Originally Posted By Uncle Dave
I honestly don't think arranger keyboard awareness should be promoted. I think basic musicianship surpasses all technology lessons, and a skilled musician will find his/her niche with whatever tools are available at the time. The way digital gear goes in and out of style so quickly - I would never give someone dedicated lessons on button pushing, but I WOULD give them theory, harmony and phrasing advice.

Listen to the cartoons from the 50s and 60s - no sequencers, no loops, no arpeggiators ... 100% HUMAN-powered notes - TV themes like the Jetsons and Popeye would cripple most college level music students today. I embrace technology, but I encourage musicianship.

With THAT said - I do think there should be basic synth lessons available to those who buy newer keyboards. They can be quite confusing, and a little help can provide a lot of enjoyment. I hate to think that instruments are being sold to people with the label that "no music skills are required". It's all in the nomenclature, really ... arrangers, workstations, organs, synths, pianos, control pads ... they're all tools for the musician.

Music is what we should be pushing to the future generations, not beats, loops and samples. It'll be a real shame when all the musicianship atrophies, and the ones left to fill the "gigs" are glorified DJs. (sorry - TURNTABLISTS) heh, heh.
wink


I do agree... i love my music tools, arrangers, arpeggiators, multipads...and modern day sequencers with clip luanching..
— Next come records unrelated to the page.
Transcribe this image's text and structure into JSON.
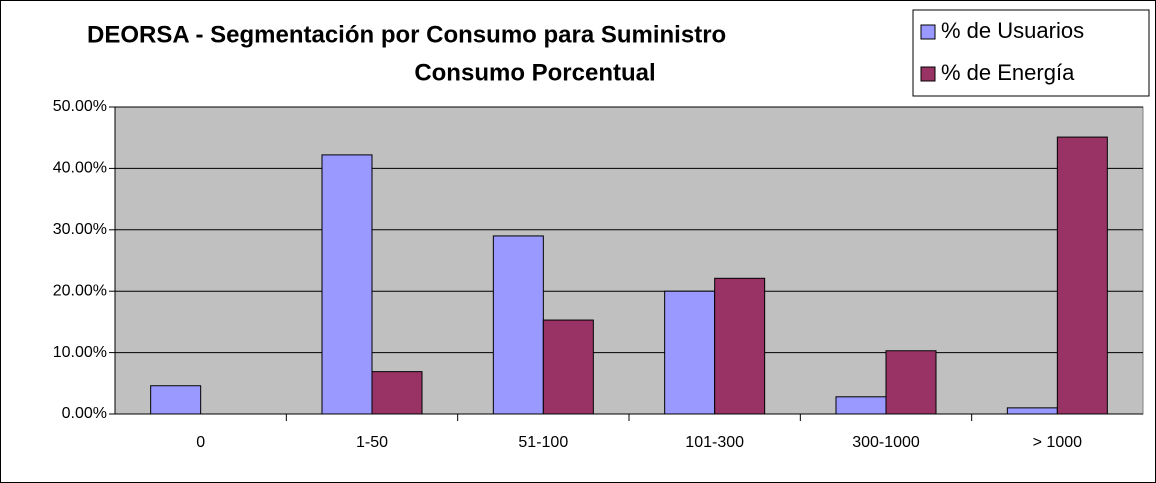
{
  "chart_data": {
    "type": "bar",
    "title": [
      "DEORSA - Segmentación por Consumo para  Suministro",
      "Consumo Porcentual"
    ],
    "categories": [
      "0",
      "1-50",
      "51-100",
      "101-300",
      "300-1000",
      "> 1000"
    ],
    "series": [
      {
        "name": "% de Usuarios",
        "color": "#9999ff",
        "values": [
          4.6,
          42.2,
          29.0,
          20.0,
          2.8,
          1.0
        ]
      },
      {
        "name": "% de Energía",
        "color": "#993366",
        "values": [
          0,
          6.9,
          15.3,
          22.1,
          10.3,
          45.1
        ]
      }
    ],
    "ylim": [
      0,
      50
    ],
    "yticks": [
      {
        "value": 0,
        "label": "0.00%"
      },
      {
        "value": 10,
        "label": "10.00%"
      },
      {
        "value": 20,
        "label": "20.00%"
      },
      {
        "value": 30,
        "label": "30.00%"
      },
      {
        "value": 40,
        "label": "40.00%"
      },
      {
        "value": 50,
        "label": "50.00%"
      }
    ],
    "grid": true,
    "legend": "top-right",
    "plot_background": "#c0c0c0"
  }
}
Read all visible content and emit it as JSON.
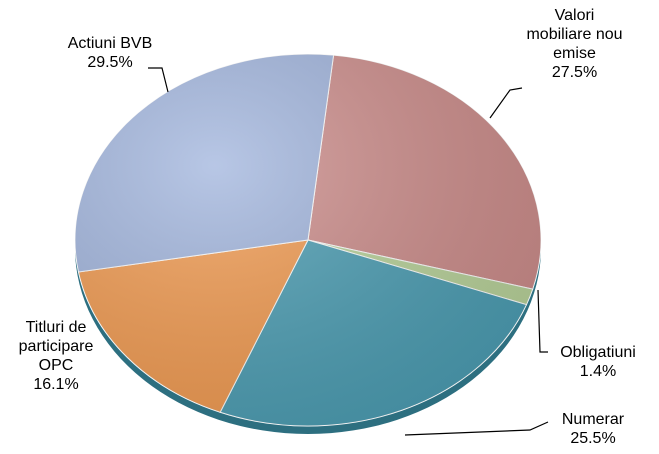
{
  "chart_data": {
    "type": "pie",
    "categories": [
      "Valori mobiliare nou emise",
      "Obligatiuni",
      "Numerar",
      "Titluri de participare OPC",
      "Actiuni BVB"
    ],
    "values": [
      27.5,
      1.4,
      25.5,
      16.1,
      29.5
    ],
    "value_labels": [
      "27.5%",
      "1.4%",
      "25.5%",
      "16.1%",
      "29.5%"
    ],
    "colors": [
      "#cd8c8a",
      "#b9d39a",
      "#4a9db3",
      "#f29a4f",
      "#a0b4dd"
    ]
  }
}
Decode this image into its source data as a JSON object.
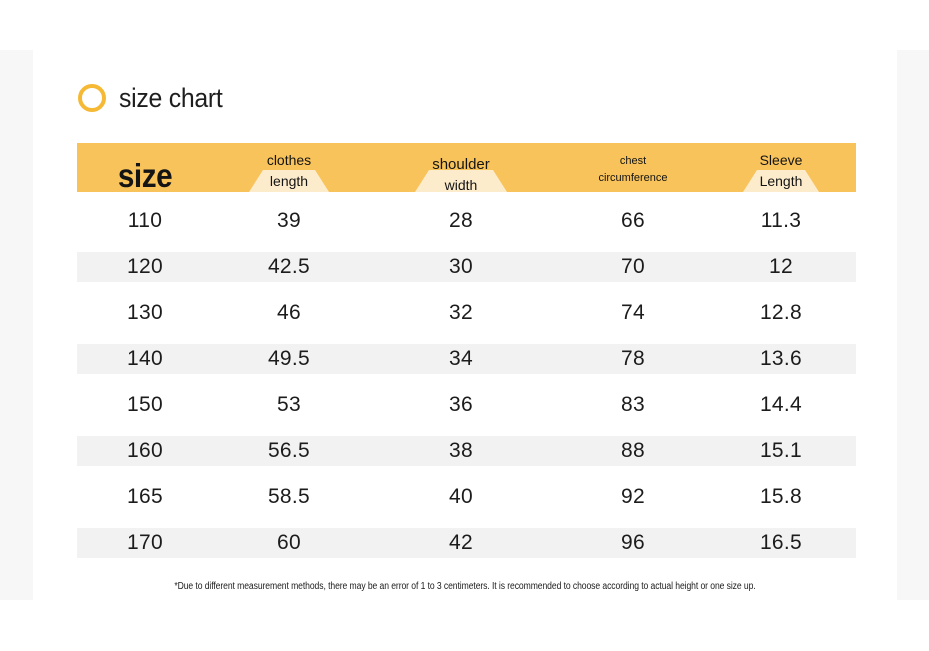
{
  "title": "size chart",
  "accent_color": "#f5b935",
  "header_color": "#f8c35a",
  "icon": "ring-icon",
  "columns": {
    "size": [
      "size"
    ],
    "clothes_length": [
      "clothes",
      "length"
    ],
    "shoulder_width": [
      "shoulder",
      "width"
    ],
    "chest": [
      "chest",
      "circumference"
    ],
    "sleeve": [
      "Sleeve",
      "Length"
    ]
  },
  "rows": [
    [
      "110",
      "39",
      "28",
      "66",
      "11.3"
    ],
    [
      "120",
      "42.5",
      "30",
      "70",
      "12"
    ],
    [
      "130",
      "46",
      "32",
      "74",
      "12.8"
    ],
    [
      "140",
      "49.5",
      "34",
      "78",
      "13.6"
    ],
    [
      "150",
      "53",
      "36",
      "83",
      "14.4"
    ],
    [
      "160",
      "56.5",
      "38",
      "88",
      "15.1"
    ],
    [
      "165",
      "58.5",
      "40",
      "92",
      "15.8"
    ],
    [
      "170",
      "60",
      "42",
      "96",
      "16.5"
    ]
  ],
  "note": "*Due to different measurement methods, there may be an error of 1 to 3 centimeters. It is recommended to choose according to actual height or one size up."
}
But at the end of the day, nothing beats playing a digital piano on top of a simple drumbeat... (sometimes adding a bassplayer and a guitar... or layering a sound or two and some effects with the piano...)

Where it comes to synth lessons for the youth... there are more lessons available on programming synths then that there are on actually playing them.. (the young learn their stuff on youtube). What they actually need are a real teacher that encourages them, and learns them how to improve their playing... we all know that repetition makes the master... and now thats where the youth in Holland goes wrong..they dont like repeating things unless they are fun and offer immediate rewards...


And while i agree young musicians should go back to the basics.. they also need something that makes, the little progress at the piano they will make at the early stages, fun. An arranger is one of the tools that can be really helpfull to make beginners sound good, and keep them going..



Back to the OP.... i dont see a future for the arrangers we know today... but there is a future for what we know as an arranger... that future is becomming one of the tools a keyboardist can use to make music...

The future of great sounding keyboards is a "dedicated" hardware interface for controlling sounds created in a computer,... to know what i mean, every keyboardist should have a chance to sit down with spectrasonics keyscape... it has the ultimate EP collection... giving you the realisme of playing the real things... and then some tools to create a backing... because most homeplayers dont have the option to play and jam in a band...
_________________________
Yamaha Genos, Roland Jupiter 80, Ipad pro.